The easy way to update the timezone is to use sudo dpkg-reconfigure tzdata. But this isn't so easily scripted.

If you want to set the timezone explicitly via a script (e.g. for setting up a VM), here's a recipe:

Set a variable for the timezone you want, e.g. one of

tz=Europe/London
tz=America/Anchorage
tz=Etc/GMT+6

Valid values are the directories and filenames under /usr/share/zoneinfo.

Then simply

sudo cp -vf /usr/share/zoneinfo/$tz /etc/localtime
echo $tz | sudo tee /etc/timezone

Note that both /etc/localtime and /etc/timezone must be consistent.

Probably now reboot to get all your services updated too (e.g. cron).

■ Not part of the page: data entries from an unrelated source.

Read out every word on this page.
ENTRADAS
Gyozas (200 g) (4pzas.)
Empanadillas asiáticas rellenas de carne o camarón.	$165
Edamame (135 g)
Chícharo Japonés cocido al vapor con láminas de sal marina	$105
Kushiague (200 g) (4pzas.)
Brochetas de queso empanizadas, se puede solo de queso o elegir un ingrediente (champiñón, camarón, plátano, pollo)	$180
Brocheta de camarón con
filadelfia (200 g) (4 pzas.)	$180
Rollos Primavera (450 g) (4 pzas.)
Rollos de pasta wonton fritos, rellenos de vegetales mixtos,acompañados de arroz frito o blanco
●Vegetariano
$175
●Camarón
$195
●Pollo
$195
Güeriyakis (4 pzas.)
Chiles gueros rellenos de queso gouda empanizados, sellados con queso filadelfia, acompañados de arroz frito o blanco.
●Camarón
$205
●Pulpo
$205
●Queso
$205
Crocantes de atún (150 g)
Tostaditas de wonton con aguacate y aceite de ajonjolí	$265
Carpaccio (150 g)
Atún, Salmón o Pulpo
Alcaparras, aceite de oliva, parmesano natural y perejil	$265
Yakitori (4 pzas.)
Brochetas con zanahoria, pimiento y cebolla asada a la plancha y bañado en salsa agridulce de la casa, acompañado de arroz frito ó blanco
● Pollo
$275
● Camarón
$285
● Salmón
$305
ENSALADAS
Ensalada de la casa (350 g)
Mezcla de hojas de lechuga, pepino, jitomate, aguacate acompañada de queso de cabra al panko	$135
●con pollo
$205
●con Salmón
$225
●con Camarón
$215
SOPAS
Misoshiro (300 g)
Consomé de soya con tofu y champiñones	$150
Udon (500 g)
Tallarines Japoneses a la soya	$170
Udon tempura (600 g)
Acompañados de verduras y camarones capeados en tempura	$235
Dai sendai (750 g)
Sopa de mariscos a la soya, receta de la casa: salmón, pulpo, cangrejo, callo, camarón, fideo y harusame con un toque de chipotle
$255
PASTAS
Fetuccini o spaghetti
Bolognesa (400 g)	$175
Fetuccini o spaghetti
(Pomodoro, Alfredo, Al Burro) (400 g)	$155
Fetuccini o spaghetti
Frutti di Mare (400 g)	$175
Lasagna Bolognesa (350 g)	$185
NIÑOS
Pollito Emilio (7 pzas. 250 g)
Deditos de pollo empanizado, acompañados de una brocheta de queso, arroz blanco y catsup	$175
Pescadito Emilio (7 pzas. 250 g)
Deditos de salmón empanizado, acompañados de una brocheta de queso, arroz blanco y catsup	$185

  • -1: Do not ever use cp to set /etc/localtime. /etc/localtime is a symlink to the correct file. If you use cp to change it, you will actually clobber the contents of whatever tzdata file it's currently pointing to, so suddenly (for example) the UTC tzdata file contains timezone data for Europe/London instead of for UTC, which is bad (and annoying to troubleshoot, as I can say from personal experience) – Foogod Jul 18 at 7:33

Here's the method I use, which is US-centric as I don't need to worry about non-US time zones.

If I need to determine the current time zone, I either do:

cat /etc/timezone  

or

sudo hwclock --show  

I then do:

timedatectl set-timezone <_designation_>

where <_designation_> is one of the following:

US/Eastern
US/Central
US/Mountain
US/Pacific
US/Alaska
US/Aleutian
US/Arizona
US/East-Indiana
US/Hawaii
US/Indiana-Starke
US/Michigan
US/Pacific-New
US/Samoa

E.G.:

timedatectl set-timezone US/Eastern  

Other timezone designations can be found here: https://en.wikipedia.org/wiki/List_of_tz_database_time_zones

  • tzselect is a nice way to get the timezone string – Martin Thoma Nov 14 at 9:15

You cannot do this unless you select the time zone file you want to correspond to each time zone offset.

Some answers suggested using the files in /usr/share/zoneinfo/Etc, but the problem with these is that they are DST agnostic.

So unless you pick some time zone configuration to match each offset, or you don't care about DST, there is no way to do it generically.